I.2. Les flux de promotion

L’estimation des volumes de promotion –c'est-à-dire les changements de catégories ou de corps administratifs– constitue un autre élément de cadrage qui va nous aider à situer notre objet. L’observation des mouvements internes à chaque secteur entre 1980 et 1985 montre que la promotion des agents de l’état est globalement plus faible que dans le secteur privé :

Tableau 10 : Promotion entre catégories (secteurs public et privé)
promotions (de 1980 à 1985) privé public
des postes d’employés vers les postes des professions intermédiaires H 10%
F 4%
H 5%
F 5%
des postes des professions intermédiaires vers les postes de cadres H 10%
F 6%
H 7%
F 5%
Source : F. de SINGLY, Cl. THELOT, Gens du privé, gens du public (p.72)
Lecture : durant la période, 10% des hommes et 4% des femmes du secteur privé sont passés d’un poste d’employé à un poste relevant des professions intermédiaires.

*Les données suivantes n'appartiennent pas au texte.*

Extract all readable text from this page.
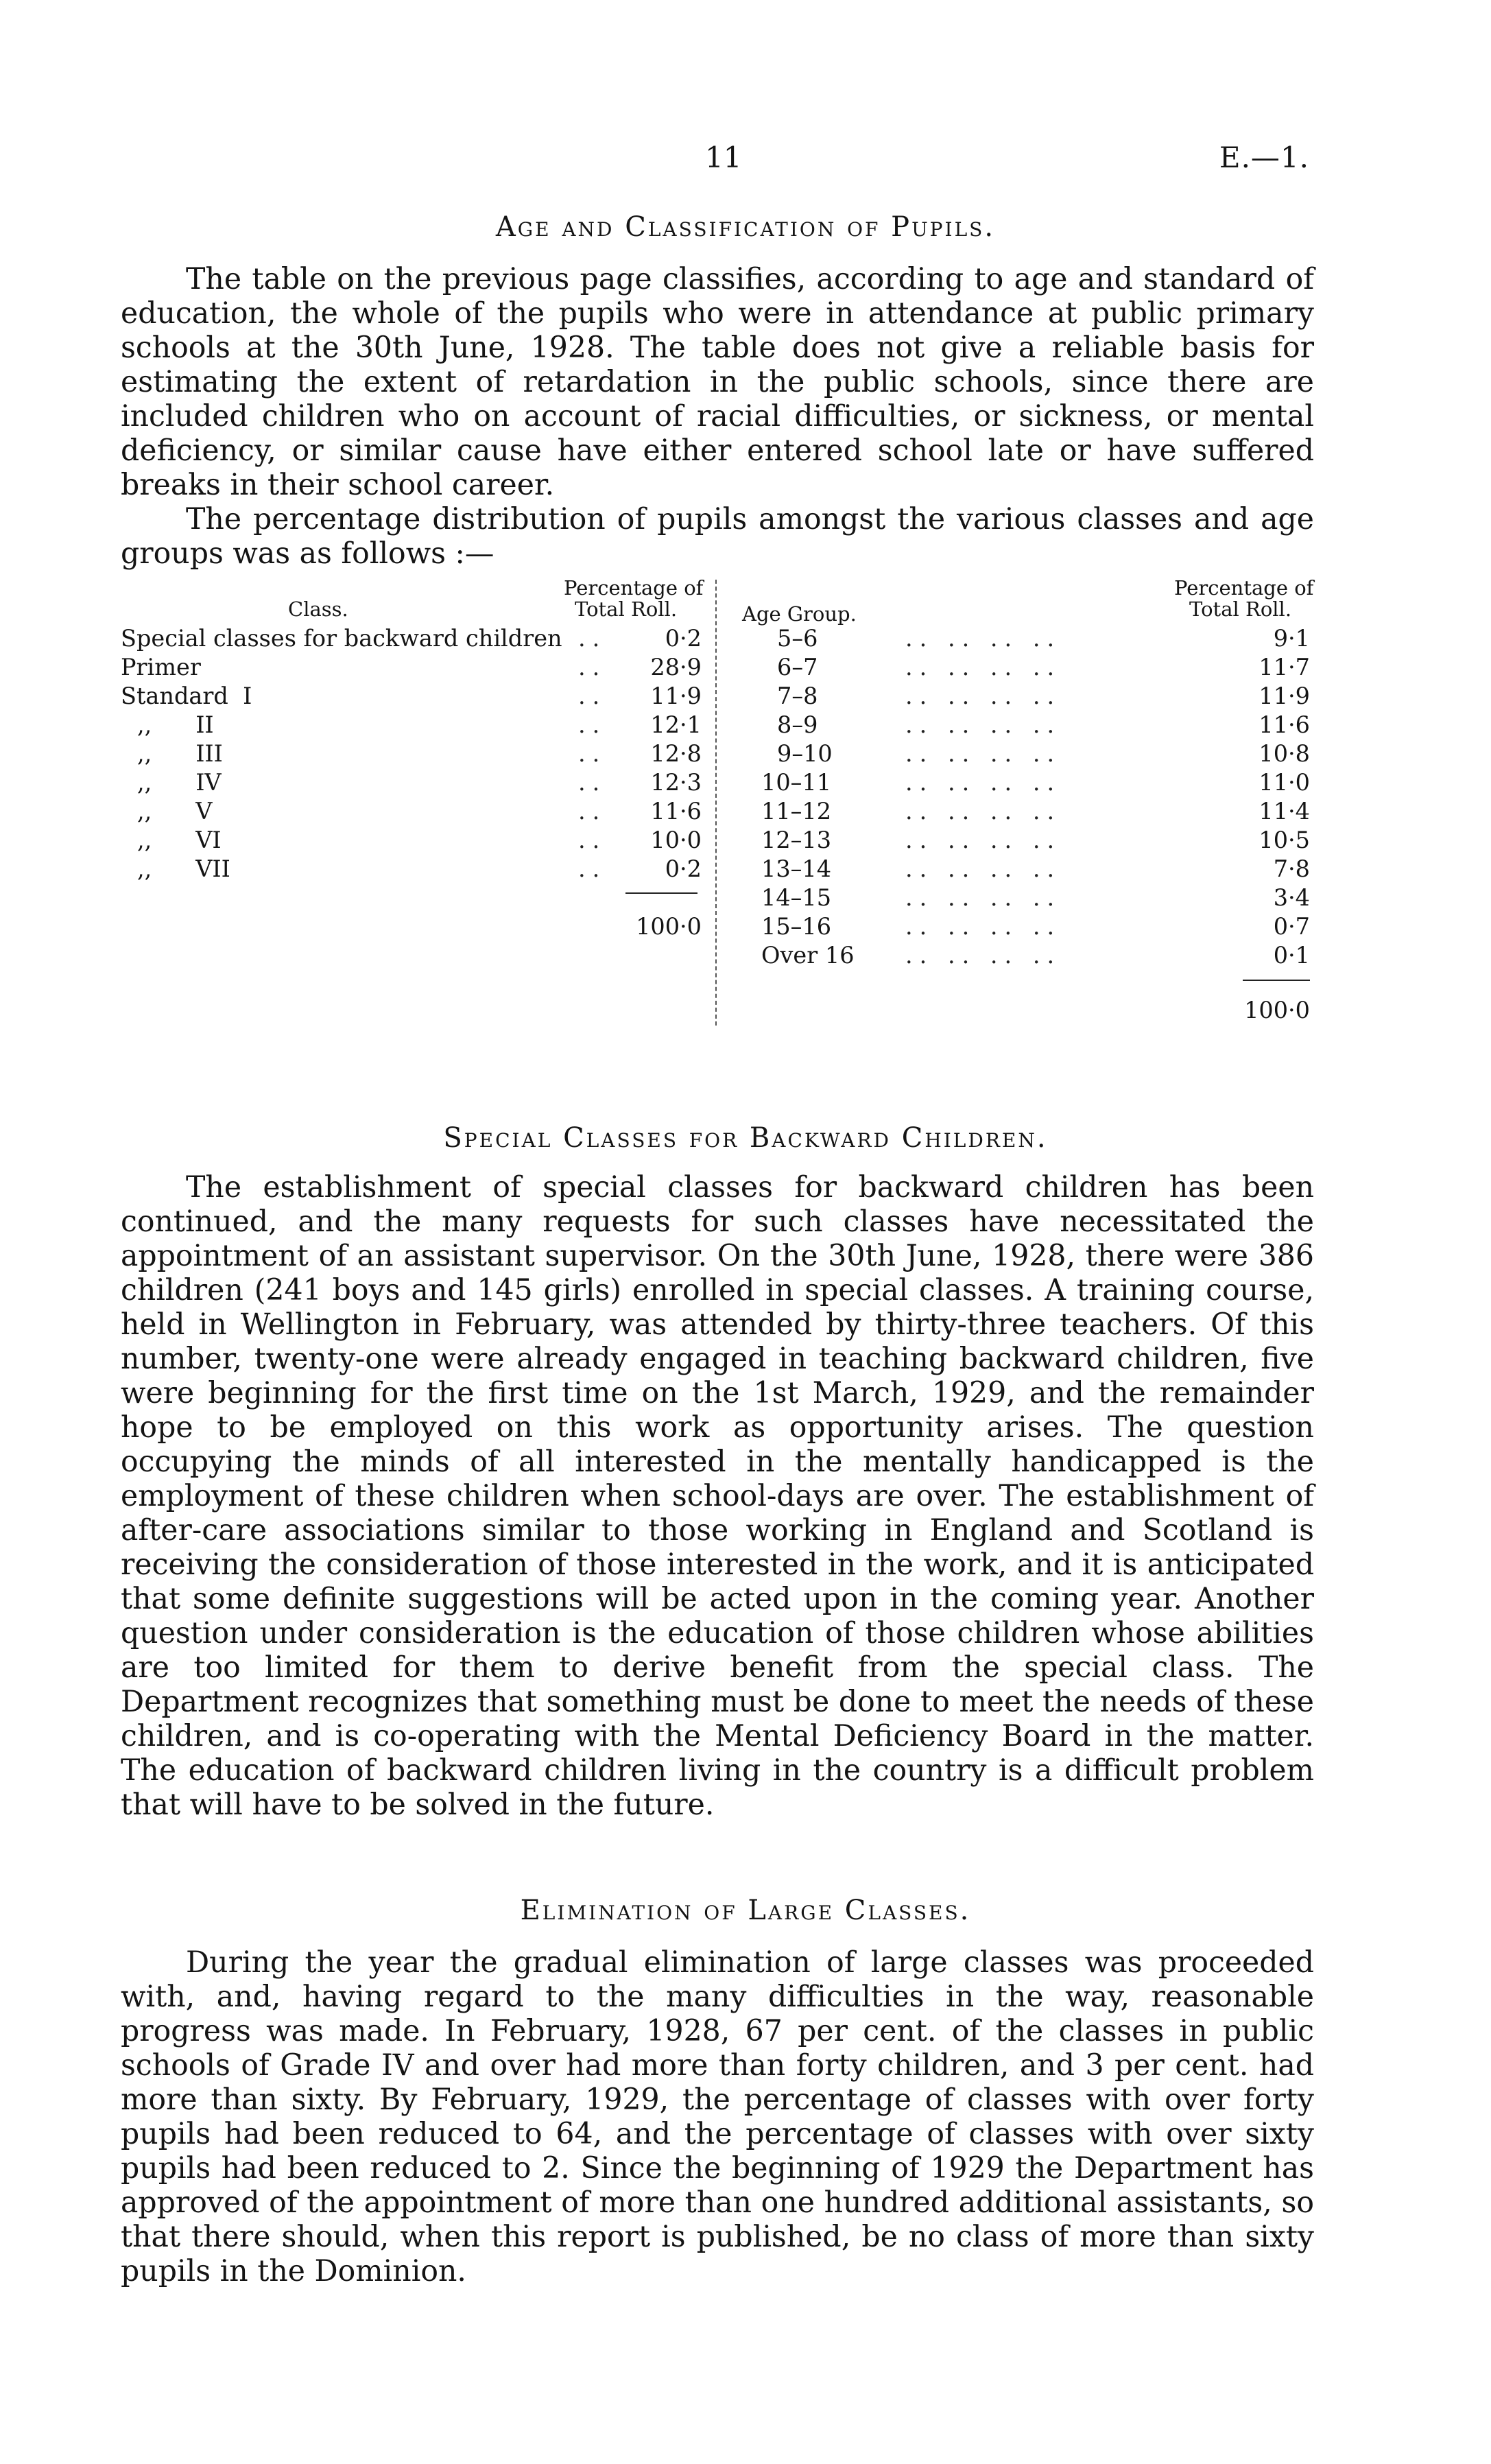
11	E.—1.
Age and Classification of Pupils.

The table on the previous page classifies, according to age and standard of education, the whole of the pupils who were in attendance at public primary schools at the 30th June, 1928. The table does not give a reliable basis for estimating the extent of retardation in the public schools, since there are included children who on account of racial difficulties, or sickness, or mental deficiency, or similar cause have either entered school late or have suffered breaks in their school career.

The percentage distribution of pupils amongst the various classes and age groups was as follows :—

Percentage of
Class.	Total Roll.
Special classes for backward children ..	0·2
Primer	.. 28·9
Standard  I	.. 11·9
,,      II	.. 12·1
,,      III	.. 12·8
,,      IV	.. 12·3
,,      V	.. 11·6
,,      VI	.. 10·0
,,      VII	..	0·2
100·0
Percentage of
Age Group.	Total Roll.
5–6	.. .. .. ..	9·1
6–7	.. .. .. ..	11·7
7–8	.. .. .. ..	11·9
8–9	.. .. .. ..	11·6
9–10	.. .. .. ..	10·8
10–11	.. .. .. ..	11·0
11–12	.. .. .. ..	11·4
12–13	.. .. .. ..	10·5
13–14	.. .. .. ..	7·8
14–15	.. .. .. ..	3·4
15–16	.. .. .. ..	0·7
Over 16 .. .. .. ..	0·1
100·0
Special Classes for Backward Children.

The establishment of special classes for backward children has been continued, and the many requests for such classes have necessitated the appointment of an assistant supervisor. On the 30th June, 1928, there were 386 children (241 boys and 145 girls) enrolled in special classes. A training course, held in Wellington in February, was attended by thirty-three teachers. Of this number, twenty-one were already engaged in teaching backward children, five were beginning for the first time on the 1st March, 1929, and the remainder hope to be employed on this work as opportunity arises. The question occupying the minds of all interested in the mentally handicapped is the employment of these children when school-days are over. The establishment of after-care associations similar to those working in England and Scotland is receiving the consideration of those interested in the work, and it is anticipated that some definite suggestions will be acted upon in the coming year. Another question under consideration is the education of those children whose abilities are too limited for them to derive benefit from the special class. The Department recognizes that something must be done to meet the needs of these children, and is co-operating with the Mental Deficiency Board in the matter. The education of backward children living in the country is a difficult problem that will have to be solved in the future.

Elimination of Large Classes.

During the year the gradual elimination of large classes was proceeded with, and, having regard to the many difficulties in the way, reasonable progress was made. In February, 1928, 67 per cent. of the classes in public schools of Grade IV and over had more than forty children, and 3 per cent. had more than sixty. By February, 1929, the percentage of classes with over forty pupils had been reduced to 64, and the percentage of classes with over sixty pupils had been reduced to 2. Since the beginning of 1929 the Department has approved of the appointment of more than one hundred additional assistants, so that there should, when this report is published, be no class of more than sixty pupils in the Dominion.
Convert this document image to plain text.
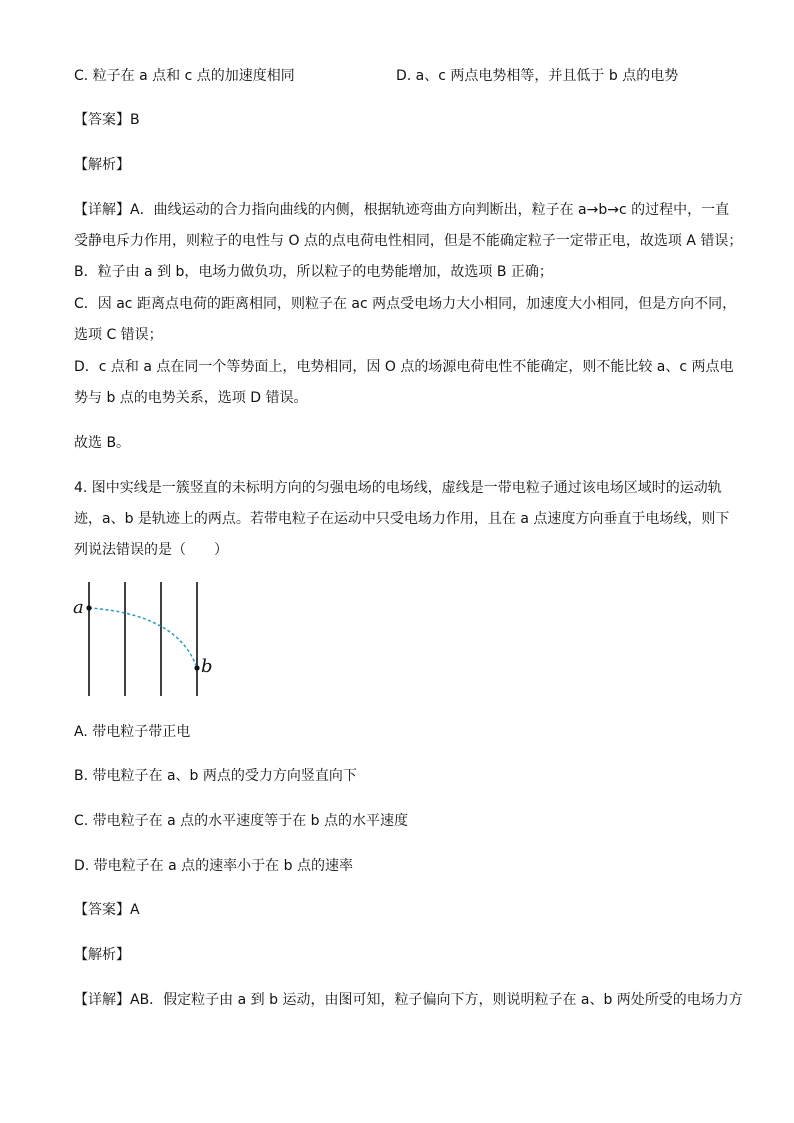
C. 粒子在 a 点和 c 点的加速度相同	D. a、c 两点电势相等，并且低于 b 点的电势
【答案】B
【解析】
【详解】A．曲线运动的合力指向曲线的内侧，根据轨迹弯曲方向判断出，粒子在 a→b→c 的过程中，一直
受静电斥力作用，则粒子的电性与 O 点的点电荷电性相同，但是不能确定粒子一定带正电，故选项 A 错误；
B．粒子由 a 到 b，电场力做负功，所以粒子的电势能增加，故选项 B 正确；
C．因 ac 距离点电荷的距离相同，则粒子在 ac 两点受电场力大小相同，加速度大小相同，但是方向不同，
选项 C 错误；
D．c 点和 a 点在同一个等势面上，电势相同，因 O 点的场源电荷电性不能确定，则不能比较 a、c 两点电
势与 b 点的电势关系，选项 D 错误。
故选 B。
4. 图中实线是一簇竖直的未标明方向的匀强电场的电场线，虚线是一带电粒子通过该电场区域时的运动轨
迹，a、b 是轨迹上的两点。若带电粒子在运动中只受电场力作用，且在 a 点速度方向垂直于电场线，则下
列说法错误的是（　　）
a
b
A. 带电粒子带正电
B. 带电粒子在 a、b 两点的受力方向竖直向下
C. 带电粒子在 a 点的水平速度等于在 b 点的水平速度
D. 带电粒子在 a 点的速率小于在 b 点的速率
【答案】A
【解析】
【详解】AB．假定粒子由 a 到 b 运动，由图可知，粒子偏向下方，则说明粒子在 a、b 两处所受的电场力方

À l’examen du tableau précédent, on constate que la promotion entre catégories socioprofessionnelles concerne une faible fraction des salariés (globalement moins d’un dixième) et qu’elle est encore plus faible dans la fonction publique où elle ne touche qu’un vingtième des fonctionnaires. On note également que la situation des femmes est marquée par une forte disparité dans le secteur privé (avec un rapport hommes–femmes de un à deux), alors que les promotions sont plus également réparties dans le secteur public. Les promotions dans lesquelles peut s’inscrire la mobilité professionnelle des instituteurs –la dernière case en caractères gras sur fond gris– concernent une faible proportion des effectifs, avec une disparité entre les hommes et les femmes. L’analyse globale des « gens du privé, gens du public » par François de Singly et Claude Thélot montre donc que la mobilité professionnelle est peu répandue, puisque l’on constate très peu de sorties de la fonction publique ou de promotions d’une catégorie à une autre. On peut donc s’attendre à ce que notre objet empirique concerne très peu de personnes et constitue un phénomène très marginal. D’après les valeurs générales établies par les auteurs, on peut estimer l’ordre de grandeur aux alentours d’une personne sur vingt opérant une mobilité professionnelle. Toutefois, si ces valeurs donnent un cadre de référence, elles ne nous permettent pas d’anticiper complètement la quantification de notre objet, pour au moins trois raisons.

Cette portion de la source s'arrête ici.